Since internet has existed, people have been trying to deface websites, hack applications, or distribute malware. So, we use firewalls to keep unwanted visitors out and implement SSL to secure traffic between admins and the website.
Of course, we still have some issues. One of them is cross site scripting (XSS). An example could be that we have a user profile that offers a biography section with rich text. Rich text allows users to add some markup to their content (bold, color etc) and sometimes even call scripts from other websites. And of course, these scripts can be hostile.
In this never-ending battle there is a concept that can help prevent this, referred to as content security policy. This allows you to define what content can be displayed on your website. For instance, you may want to allow videos fromYouTube or Vimeo (but no other site). And maybe you want to execute scripts from your CDN but nowhere else.
More in-depth info can be found on https://developer.mozilla.org/en-US/docs/Web/HTTP/...
What buttons can we push?
There is a lot that we can define. We have all kinds of sources, but the most used are images, scripts, styles, fonts, and media. We can set these types to allow our own content and websites that we select. Mind you, that some times those websites also use external sources because they use Bootstrap, Open Sans, or icons or...It can easily require multiple iterations to have your content security policy set correctly and completely.
There is a cheat sheet on https://scotthelme.co.uk/csp-cheat-sheet/
Do I need to create this from scratch?
No. What you can do is :
- Start with a default version (below).
- Visit your website and discover what has been blocked by your content security policy
- Import your CSP on https://report-uri.com/home/generate
- Adjust the items you need and generate a new CSP version
As always: backup your web.config because 1 mistake can take your website down.

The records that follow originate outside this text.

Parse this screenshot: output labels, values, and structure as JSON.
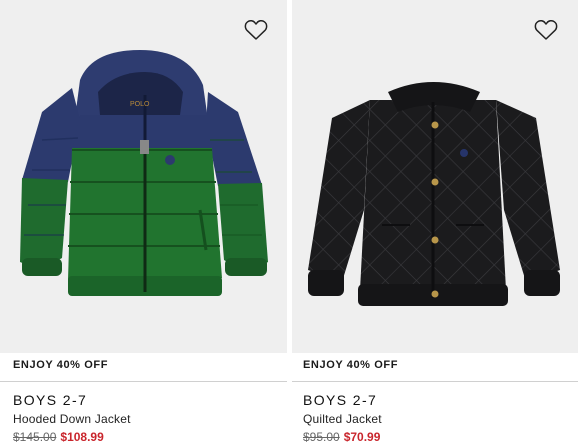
{
  "products": [
    {
      "promo": "ENJOY 40% OFF",
      "brand": "BOYS 2-7",
      "name": "Hooded Down Jacket",
      "original_price": "$145.00",
      "sale_price": "$108.99",
      "logo_text": "POLO"
    },
    {
      "promo": "ENJOY 40% OFF",
      "brand": "BOYS 2-7",
      "name": "Quilted Jacket",
      "original_price": "$95.00",
      "sale_price": "$70.99"
    }
  ],
  "colors": {
    "image_background": "#efefef",
    "sale_price": "#c9252c",
    "divider": "#d0d0d0",
    "down_jacket_navy": "#2c3a6e",
    "down_jacket_green": "#1f6b2e",
    "quilted_jacket_black": "#1b1b1d"
  },
  "icons": {
    "wishlist": "heart-outline-icon"
  }
}
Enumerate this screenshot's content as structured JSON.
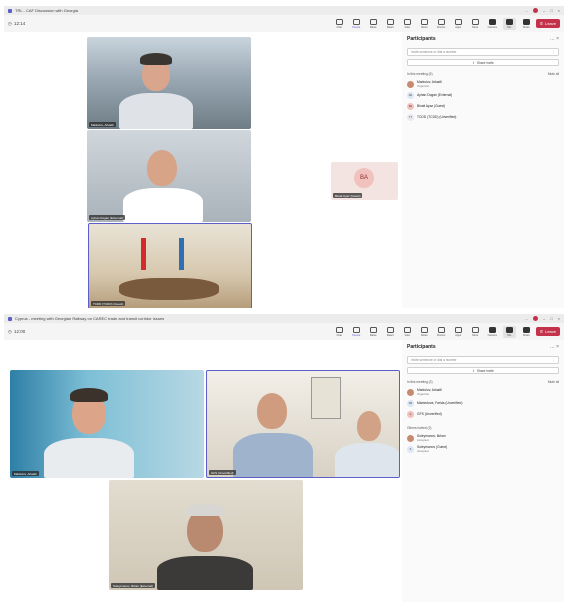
{
  "window1": {
    "title": "TRL - CAF Discussion with Georgia",
    "titlebar_right": "...",
    "timer": "12:14",
    "toolbar": [
      {
        "label": "Chat",
        "icon": "chat-icon"
      },
      {
        "label": "People",
        "icon": "people-icon"
      },
      {
        "label": "Raise",
        "icon": "raise-hand-icon"
      },
      {
        "label": "React",
        "icon": "react-icon"
      },
      {
        "label": "View",
        "icon": "view-icon"
      },
      {
        "label": "Notes",
        "icon": "notes-icon"
      },
      {
        "label": "Rooms",
        "icon": "rooms-icon"
      },
      {
        "label": "Apps",
        "icon": "apps-icon"
      },
      {
        "label": "More",
        "icon": "more-icon"
      },
      {
        "label": "Camera",
        "icon": "camera-icon"
      },
      {
        "label": "Mic",
        "icon": "mic-icon"
      },
      {
        "label": "Share",
        "icon": "share-icon"
      }
    ],
    "leave": "Leave",
    "tiles": [
      {
        "caption": "Markulov, Arkadii"
      },
      {
        "caption": "Ayhan Dogan (External)"
      },
      {
        "caption": "TCDD (TCDD) (Guest)"
      }
    ],
    "avatar_tile": {
      "initials": "BA",
      "caption": "Binali Ayaz (Guest)"
    },
    "panel": {
      "title": "Participants",
      "invite_placeholder": "Invite someone or dial a number",
      "share_label": "Share invite",
      "section": "In this meeting (5)",
      "section_action": "Mute all",
      "people": [
        {
          "name": "Markulov, Arkadii",
          "role": "Organizer",
          "initials": ""
        },
        {
          "name": "Ayhan Dogan (External)",
          "role": "",
          "initials": "AD"
        },
        {
          "name": "Binali Ayaz (Guest)",
          "role": "",
          "initials": "BA"
        },
        {
          "name": "TCDD (TCDD) (Unverified)",
          "role": "",
          "initials": "TT"
        }
      ]
    }
  },
  "window2": {
    "title": "Cyprus - meeting with Georgian Railway on CAREC trade and transit corridor issues",
    "titlebar_right": "...",
    "timer": "12:00",
    "toolbar": [
      {
        "label": "Chat",
        "icon": "chat-icon"
      },
      {
        "label": "People",
        "icon": "people-icon"
      },
      {
        "label": "Raise",
        "icon": "raise-hand-icon"
      },
      {
        "label": "React",
        "icon": "react-icon"
      },
      {
        "label": "View",
        "icon": "view-icon"
      },
      {
        "label": "Notes",
        "icon": "notes-icon"
      },
      {
        "label": "Rooms",
        "icon": "rooms-icon"
      },
      {
        "label": "Apps",
        "icon": "apps-icon"
      },
      {
        "label": "More",
        "icon": "more-icon"
      },
      {
        "label": "Camera",
        "icon": "camera-icon"
      },
      {
        "label": "Mic",
        "icon": "mic-icon"
      },
      {
        "label": "Share",
        "icon": "share-icon"
      }
    ],
    "leave": "Leave",
    "tiles": [
      {
        "caption": "Markulov, Arkadii"
      },
      {
        "caption": "GFS (Unverified)"
      },
      {
        "caption": "Suleymanov, Ilkhan (External)"
      }
    ],
    "panel": {
      "title": "Participants",
      "invite_placeholder": "Invite someone or dial a number",
      "share_label": "Share invite",
      "section": "In this meeting (3)",
      "section_action": "Mute all",
      "people": [
        {
          "name": "Markulov, Arkadii",
          "role": "Organizer",
          "initials": ""
        },
        {
          "name": "Mamedova, Farida (Unverified)",
          "role": "",
          "initials": "MF"
        },
        {
          "name": "GFS (Unverified)",
          "role": "",
          "initials": "G"
        }
      ],
      "section2": "Others invited (2)",
      "people2": [
        {
          "name": "Suleymanov, Ilkhan",
          "role": "Accepted",
          "initials": ""
        },
        {
          "name": "Suleymanov (Guest)",
          "role": "Accepted",
          "initials": "S"
        }
      ]
    }
  }
}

The fastest way to work (besides a staging or accept environment) is:
- Have an FTP app like Filezilla ready
- Download the working web.config and rename it to .old (just to be sure)
- Download the version again, this will be the one work-in-progress
Ok, cool. Now where do I put this CSP?
The CSP is placed in your web.config in the section
customheaders. There is an example further below.
Do you have a piece of example code?
In this version I incorporated some common items when bootstrap is used as well as Google fonts and some native share buttons.
*** As this was written in Word online, please review this piece of code in yourown editor***
<add name="Content-Security-Policy" value="default-src 'self' ; script-src 'self' 'unsafe-inline' 'unsafe-eval' https://www.google-analytics.com https://www.googletagmanager.com https://*.twitter.com https://apis.google.com/js/plusone.js https://platform.linkedin.com/in.js https://assets.pinterest.com/js/pinit.js https://static.ak.fbcdn.net https://cdn.syndication.twimg.com connect-src; style-src 'self' 'unsafe-inline' http://fonts.googleapis.com https://maxcdn.bootstrapcdn.com; img-src * data: ; media-src 'none' ; object-src 'self' ; frame-src https://www.youtube.com https://i.s-microsoft.com https://platform.twitter.com https://syndication.twitter.com/;" />
Are there any reasons not to use a CSP?
Well, not all browsers support this. You can check this on https://caniuse.com/#feat=contentsecuritypolicy
If you have websites that are being visited by people witholder browsers you might serve them websites that are not working properly.